Providing Padding Around ML/AI Models

Posted by Q McCallum on 2020-06-03

Just as I was wrapping up the previous post – on the what, how, and why of keeping an eye on your ML/AI models – I came across a real-world example: this Washington Post article describes how Facebook and YouTube are using models to spot music copyright infringement … but some legitimate performances are getting caught in the net.

What went wrong, from an ML/AI perspective?

The technology works as intended, but not as expected

You know how apps like SoundHound and Shazam can hear a few seconds of a song, and then tell you its name and performer? The models employed by Facebook and YouTube do the same thing, but with the intent to catch unauthorized use. “I’ve found Popular Song X, but it’s not on that band’s official channel, better flag it.”

Which works well. Except when it doesn’t.

A lot of classical music has fallen out of copyright, so just about anyone is free to perform those pieces. Also, as everyone is reading off the same sheet music, it’s expected that those performances will all sound alike. The model that catches illegal copies of Popular Contemporary Song X will also catch perfectly legitimate performances of Well-Known Classical Piece Y.

The models are doing exactly what they were built to do. They’re also doing a lot more than their designers expected. So the problem isn’t so much what the models are doing, but how much the models are trusted. We need more humans involved.

More humans, please

It’s not just YouTube and Facebook who have been bitten by this. To be fair, companies are generally pretty bad at deploying this kind of automation. From ML/AI models, all the way back to customer service voicemail prompts, their goal seems to be to completely eliminate the human in the loop (or, anywhere near the loop) in order to save money. They under-price the cost of the automation when comparing it to human staffers doing the same work. Models may eliminate some human jobs, yes, but they redistribute others. And you have to factor that into your plans if you want to succeed.
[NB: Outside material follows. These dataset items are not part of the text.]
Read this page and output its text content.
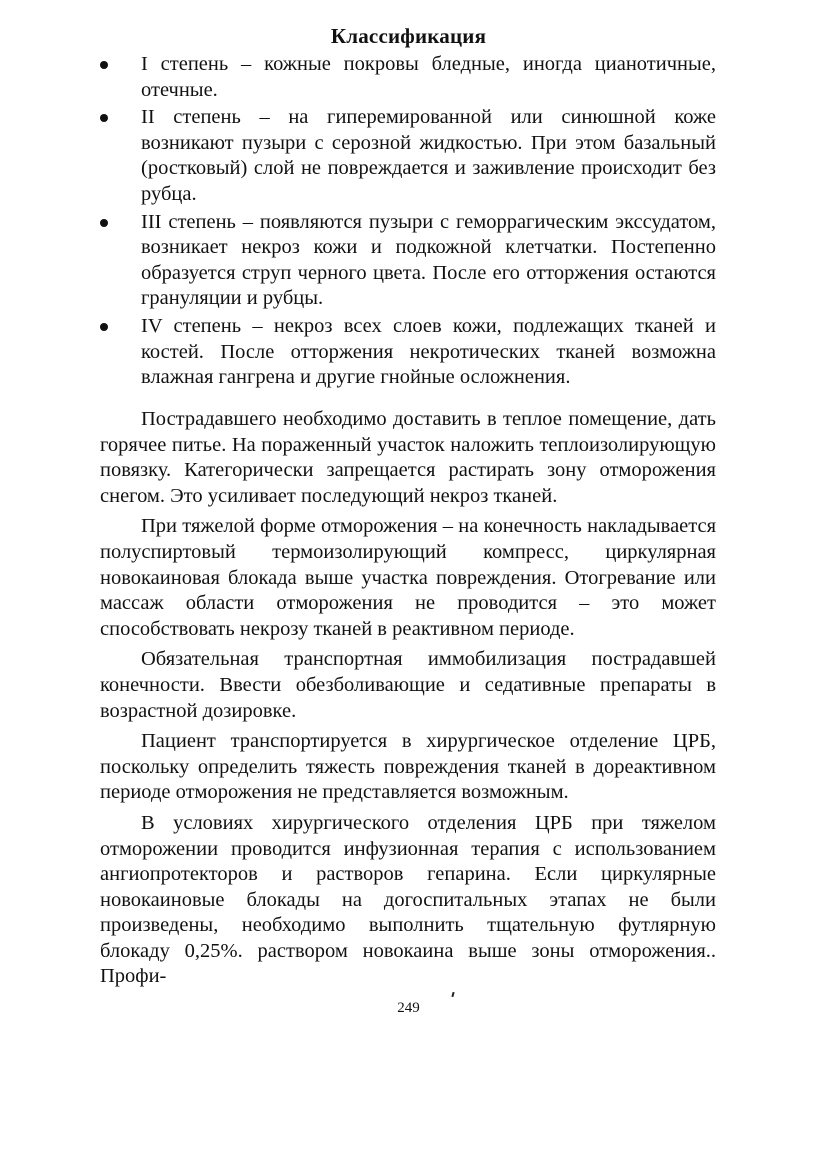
Классификация
I степень – кожные покровы бледные, иногда цианотичные, отечные.
II степень – на гиперемированной или синюшной коже возникают пузыри с серозной жидкостью. При этом базальный (ростковый) слой не повреждается и заживление происходит без рубца.
III степень – появляются пузыри с геморрагическим экссудатом, возникает некроз кожи и подкожной клетчатки. Постепенно образуется струп черного цвета. После его отторжения остаются грануляции и рубцы.
IV степень – некроз всех слоев кожи, подлежащих тканей и костей. После отторжения некротических тканей возможна влажная гангрена и другие гнойные осложнения.

Пострадавшего необходимо доставить в теплое помещение, дать горячее питье. На пораженный участок наложить теплоизолирующую повязку. Категорически запрещается растирать зону отморожения снегом. Это усиливает последующий некроз тканей.

При тяжелой форме отморожения – на конечность накладывается полуспиртовый термоизолирующий компресс, циркулярная новокаиновая блокада выше участка повреждения. Отогревание или массаж области отморожения не проводится – это может способствовать некрозу тканей в реактивном периоде.

Обязательная транспортная иммобилизация пострадавшей конечности. Ввести обезболивающие и седативные препараты в возрастной дозировке.

Пациент транспортируется в хирургическое отделение ЦРБ, поскольку определить тяжесть повреждения тканей в дореактивном периоде отморожения не представляется возможным.

В условиях хирургического отделения ЦРБ при тяжелом отморожении проводится инфузионная терапия с использованием ангиопротекторов и растворов гепарина. Если циркулярные новокаиновые блокады на догоспитальных этапах не были произведены, необходимо выполнить тщательную футлярную блокаду 0,25%. раствором новокаина выше зоны отморожения.. Профи-

249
Consider commercial air travel. A key component of a passenger jet is the autopilot, a sophisticated piece of equipment that is capable of keeping the aircraft aloft and moving in the right direction. While the autopilot is an impressive device, it’s only possible because of the amount of human interaction on either side of it. On the one side, you have the all of the people who designed, built, and thorougly tested the system. On the other side, you have the pilot and copilot, who have undergone rigorous training and who are more than capable of flying the aircraft should the autopilot ever prove unfit.

All of this human investment is why a good portion of your flight is handled by automated systems. Through planning, training, and the ability to override decisions, humans create the padding around an ML/AI model (or, frankly, any other kind of automation) to make it safe. Skimping on that padding is how you find the model’s pointy bits. And it sounds like YouTube and Facebook found a few.

The “corner case” that’s really a blind spot

Every model is subject to a number of “ah, I didn’t consider that” situations called corner cases and blind spots. A corner case is a troublesome, but highly unlikely, situation that the model may encounter. A blind spot is also a problem, but it’s a far more likely occurrence.

You want to catch both corner cases and blind spots as early as possible. You do this by asking a series of “what if ..?” and “what about ..?” questions, which is very similar to how you kick off a risk assessment. If your team’s knowledge pool includes a sufficient understanding of the model’s operating environment, domain experience, and well-rounded cognitive diversity, such an exercise should uncover most of your blind spots and a number of corner cases long before the model begins operating in the wild.

Given the number of people who are typically involved in creating an ML/AI model – not just data scientists and data engineers, but also stakeholders (who come up with the idea), product folks (who shape the idea and shepherd it to market), and testers (who develop use cases to catch problems) – I’m having a hard time figuring out how no one would have noticed that the Facebook and YouTube models would have so much trouble with classical music.

Not enough humans in the (remediation) loop

The more automation you employ, the more important it is to have humans involved when things go awry. This is why you need to uncover blind spots and identify corner cases early on: doing so tells you how much human staffing you’ll need to compensate for the model’s limited world-view. (Usually, by overriding its decision.) And that, in turn, determines what communication paths you must define so that people affected by your misbehaving, narrow-sighted model can get out of its net. If you don’t have enough humans around to use the override switch, you effectively don’t have an override switch.

Credit card companies handle this very well. They leverage plenty of automation for fraud detection. They also establish 24x7 call centers, for those cases when the model flags a legitimate purchase as a fraud attempt (a “false positive,” in industry language). A customer can speak with a human being to override the model and allow the purchase to proceed. All this, within a matter of minutes. Based on what I read in the Washington Post article, it seems that Facebook and YouTube haven’t quite sorted this out.

Remember the padding

Keep in mind, an ML/AI model is effectively a piece of factory equipment. It will operate as it is trained, not necessarily as you intended. You want humans on both sides of the model – during development, so people can scan for corner cases and blind spots; and after deployment deployment, so people can quickly address false positives – to provide the padding that keeps it out of trouble.